Many would say that is the true sign of leadership, guts, confidence or a host of other very affirmative personality traits. I don’t think so. Sometimes it takes more guts to face a problem with the drama. To not wear a brave face. To embrace and express our heartache and personal pain.
How else would people know to reach out to us?
I’ve had my share of heartache and pain in the first three decades of my life and I’ve also seen the suffering of many others. Some very near and dear to my heart. At times our brave faces have made us appear strong and determined to forge ahead regardless of the adversities we were overcoming but more often than not these same masks have kept our pain silent and growing.

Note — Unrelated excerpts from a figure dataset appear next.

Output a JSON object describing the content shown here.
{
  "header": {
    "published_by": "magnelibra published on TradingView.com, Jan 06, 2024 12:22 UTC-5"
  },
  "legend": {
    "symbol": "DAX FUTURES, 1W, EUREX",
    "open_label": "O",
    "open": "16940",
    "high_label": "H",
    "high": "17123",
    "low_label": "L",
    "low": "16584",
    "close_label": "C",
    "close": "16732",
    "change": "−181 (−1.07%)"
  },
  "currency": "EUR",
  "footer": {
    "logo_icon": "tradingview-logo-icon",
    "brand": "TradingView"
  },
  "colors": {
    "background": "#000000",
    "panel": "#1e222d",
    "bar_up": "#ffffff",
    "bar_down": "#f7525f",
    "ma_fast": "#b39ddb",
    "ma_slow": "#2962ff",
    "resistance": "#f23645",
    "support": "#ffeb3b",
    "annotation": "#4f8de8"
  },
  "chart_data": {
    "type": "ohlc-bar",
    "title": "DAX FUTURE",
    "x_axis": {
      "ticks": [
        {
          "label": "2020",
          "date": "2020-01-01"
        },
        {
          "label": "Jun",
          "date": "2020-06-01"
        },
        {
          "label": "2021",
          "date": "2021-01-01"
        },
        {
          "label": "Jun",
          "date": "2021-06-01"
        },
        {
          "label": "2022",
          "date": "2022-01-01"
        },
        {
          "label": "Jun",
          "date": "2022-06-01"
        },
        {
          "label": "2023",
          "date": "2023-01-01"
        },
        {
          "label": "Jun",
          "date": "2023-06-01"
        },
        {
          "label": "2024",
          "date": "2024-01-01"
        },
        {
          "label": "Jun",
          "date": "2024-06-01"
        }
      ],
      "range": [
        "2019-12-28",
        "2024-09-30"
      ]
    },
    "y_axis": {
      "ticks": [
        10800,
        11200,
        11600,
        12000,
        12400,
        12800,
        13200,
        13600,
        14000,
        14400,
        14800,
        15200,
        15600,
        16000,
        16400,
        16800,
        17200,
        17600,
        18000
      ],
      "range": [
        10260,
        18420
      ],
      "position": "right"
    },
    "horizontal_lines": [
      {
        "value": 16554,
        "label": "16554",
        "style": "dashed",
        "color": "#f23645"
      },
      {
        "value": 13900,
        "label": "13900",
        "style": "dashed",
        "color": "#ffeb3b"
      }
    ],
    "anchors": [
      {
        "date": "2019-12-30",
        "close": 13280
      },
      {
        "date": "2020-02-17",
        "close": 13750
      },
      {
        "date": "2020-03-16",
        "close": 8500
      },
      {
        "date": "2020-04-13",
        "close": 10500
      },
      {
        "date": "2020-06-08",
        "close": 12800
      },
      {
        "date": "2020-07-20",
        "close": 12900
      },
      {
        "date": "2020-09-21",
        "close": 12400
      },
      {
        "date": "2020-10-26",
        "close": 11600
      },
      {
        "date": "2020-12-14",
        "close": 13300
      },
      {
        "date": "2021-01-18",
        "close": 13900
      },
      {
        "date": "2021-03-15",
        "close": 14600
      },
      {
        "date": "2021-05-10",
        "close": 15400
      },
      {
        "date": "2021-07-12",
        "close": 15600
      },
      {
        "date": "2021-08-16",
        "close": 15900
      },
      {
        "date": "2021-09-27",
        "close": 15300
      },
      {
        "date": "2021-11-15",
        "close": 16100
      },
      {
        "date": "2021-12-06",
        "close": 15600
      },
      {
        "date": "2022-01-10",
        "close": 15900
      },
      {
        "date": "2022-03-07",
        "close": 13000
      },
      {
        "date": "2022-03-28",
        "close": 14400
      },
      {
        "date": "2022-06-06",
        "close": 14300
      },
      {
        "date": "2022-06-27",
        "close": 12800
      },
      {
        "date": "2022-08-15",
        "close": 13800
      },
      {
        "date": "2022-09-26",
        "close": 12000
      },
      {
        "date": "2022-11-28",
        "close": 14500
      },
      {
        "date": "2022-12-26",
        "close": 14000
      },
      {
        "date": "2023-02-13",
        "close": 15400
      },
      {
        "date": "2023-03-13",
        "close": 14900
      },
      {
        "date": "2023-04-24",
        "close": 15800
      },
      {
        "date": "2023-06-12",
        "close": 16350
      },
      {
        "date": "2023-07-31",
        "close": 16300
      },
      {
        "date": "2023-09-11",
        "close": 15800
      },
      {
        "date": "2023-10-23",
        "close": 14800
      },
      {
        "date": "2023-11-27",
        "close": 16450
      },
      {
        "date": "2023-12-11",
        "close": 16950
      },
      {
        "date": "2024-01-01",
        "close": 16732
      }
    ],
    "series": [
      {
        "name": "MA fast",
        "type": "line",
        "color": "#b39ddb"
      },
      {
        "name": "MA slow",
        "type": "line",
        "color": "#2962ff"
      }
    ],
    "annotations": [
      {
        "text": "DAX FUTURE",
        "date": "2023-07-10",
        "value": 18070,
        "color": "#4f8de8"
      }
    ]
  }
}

The image that immediately comes to mind is my mother crying and yelling at the top of her lungs as she expressed her pain while kicking and gyrating on the floor of our home during my senior year of high school. I’m still haunted by that episode to this day and when I think of the moment it always makes me want to cry. Not only because it was difficult to watch, but because in that instant I felt so helpless and hopeless.
For my mother this was the moment she finally realized, after spending every waking hour and penny of her time, that our family would be no match for the judicial system. My brother would spend two years of his life incarcerated regardless of what the curanderas and phony lawyers promised. It was a devastating moment for all of us. None more so than for my mother and until that point she had been the pillar that kept us together. We knew she was in pain, but not that it would escalate to this.
The months that followed until he was released she was a shell of her former self refusing to enjoy anything life had to offer so long as her child remained in that prison. In a sense she created her own jail cell on the outside.
I’ve learned that sometimes it is just easier to let it out. To cry until your tears dry up and your throat becomes soar. And even then, to continue feeling your pain, to accept the sadness and not be ashamed.
Men do cry. Maybe not often, but when we do it’s like flood of rain that streams, builds into a river and releases us from weeks, months or even years of bent up emotions and sadness. And when you’re done the feeling is so cathartic. As if you’ve been through war without having had to raise a fist.
It feels good.
In some instances a brave face may be just what the doctor ordered, but let’s give raw emotion a chance too.